I was emailing with a friend today and the subject of why Americans like baseball came up. He was not born in the States and doesn’t quite get baseball. That conversation gave me the opportunity to put into words some ideas of why I love baseball. And now that’s given me a topic for a blog post.
I think most like baseball (along with many of our other preferences: other sports, music, tv, etc.) for nostalgic reasons. Many grow up playing the game, watching it, or going to the ball park with their parents or friends. One’s current spectatorship is tied into those memories and brings us back to that state of mind. It becomes a connection to one’s history and place. Quoting —(you have to by law, I think, quote Field of Dreams when you write about baseball)— the Terence Mann character in Field of Dreams:
The one constant through all the years, Ray, has been baseball. America has rolled by like an army of steamrollers. It has been erased like a blackboard, rebuilt and erased again. But baseball has marked the time. This field, this game: it’s a part of our past, Ray. It reminds us of all that once was good and that could be again.
Though I don’t think the quote is precisely right, there is a lot of truth in it. Every time I emerge from a tunnel in a ball park, I am taken back to those first few times I passed from the dark of the tunnel under Fenway Park into the bright sunshine and pleasant cacophony of the crowd. I get a rush each and every time and feel like I am 10 years old again.

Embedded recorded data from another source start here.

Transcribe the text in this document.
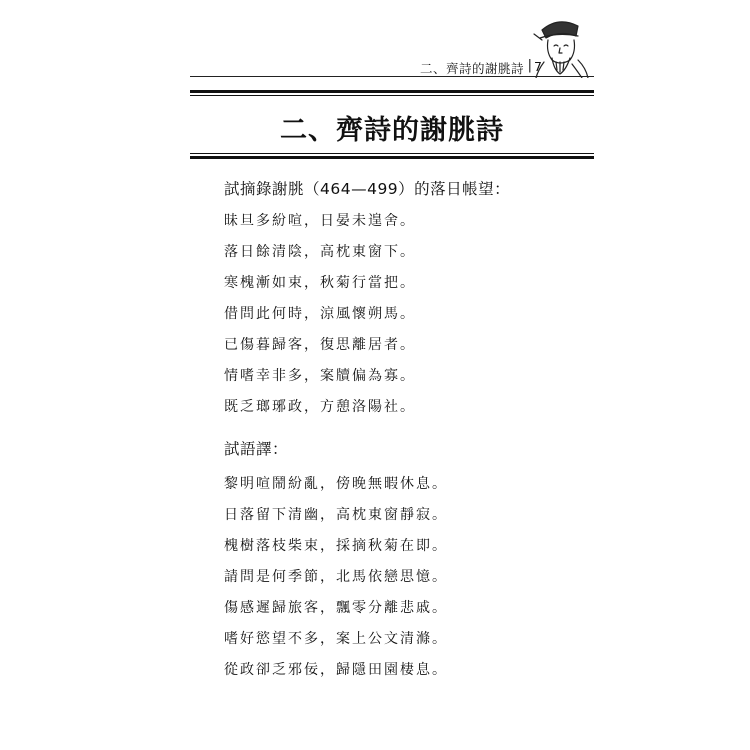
二、齊詩的謝朓詩 | 7
二、齊詩的謝朓詩
試摘錄謝朓（464—499）的落日帳望：
昧旦多紛喧，日晏未遑舍。
落日餘清陰，高枕東窗下。
寒槐漸如束，秋菊行當把。
借問此何時，涼風懷朔馬。
已傷暮歸客，復思離居者。
情嗜幸非多，案牘偏為寡。
既乏瑯琊政，方憩洛陽社。
試語譯：
黎明喧鬧紛亂，傍晚無暇休息。
日落留下清幽，高枕東窗靜寂。
槐樹落枝柴束，採摘秋菊在即。
請問是何季節，北馬依戀思憶。
傷感遲歸旅客，飄零分離悲戚。
嗜好慾望不多，案上公文清滌。
從政卻乏邪佞，歸隱田園棲息。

Moreover, being a Red Sox fan keeps me tied to my home state. It’s been roughly two decades since I lived in Boston, soon I will have lived more outside of Massachusetts than in it. But donning my Red Sox hat makes me feel a little like I can hop on the T to Quincy Market for some Pizzeria Regina any time I want.
I also like baseball for some other, more intellectual reasons.
One of the things I love most about baseball is the battle between pitcher and batter. This is the point of tension that the whole game turns on. What is the pitcher going to do? What kind of pitch will he throw? What about the runner on first? How will the batter respond? Will he let it go for a ball? Foul it off? Put it in to play?
Each pitch is its own game in a way and the strategy of what to pitch/how to hit changes depending on the number of outs, strikes, balls, men on base, etc. With each passing moment as the pitcher looks into the batter’s box the tension builds. The pitch is thrown and you wait on the batter’s swing–what’s going to happen? Will it be strike? A foul? A hit? A HR? Swing! And then the release of tension as this moment of the duel resolves itself but it immediately starts to build again for the next pitch. This rise and release of tension is, for me, the basic piece of enjoyment of watching the game. (This is one reason I am completely against a pitch clock.)
Another element of baseball I love is that it is a kind of a fractal. Stay with me here… You have the pitcher-batter tension point but that takes place within a whole at bat which is part of an inning, which is in a game, which is in a series. Each level has a similar repeating pattern: three strikes, three outs, nine innings, a best of three series. It’s not really a fractal but it is a kind of complex spontaneous order arising out of a set of simple rules, repeating each pitch, each at bat, each inning, each game, and each series. And yet despite repeating this pattern, each at bat, inning, etc., is unique and its own thing. There is something beautiful and satisfying in experiencing the infinite variety that arises while being constrained by a set of simple rules.
There are many other reasons to enjoy baseball: the excitement of a HR; the beauty of a double play; the amazing skill of chasing down a fly ball in the outfield. And if you are at a live game, forget about it! The beauty of the ballpark is worth the ticket in itself. But one shouldn’t feel that they have to like baseball. It’s one particular form of beauty and enjoyment among the endless assortment of human activities and endeavors worth admiring and enjoying. Whether it is baseball or something else, the important thing is to revel in what you love.
I lived the first 11 years of my life in Philadelphia, elsewhere for the last 49. I will always be a Phillies fan.
Wonderful essay, Shawn. You found the words for what I love about baseball, too. Including the rush of emerging into the ballpark. I always feel as if I’m entering a cathedral of sport.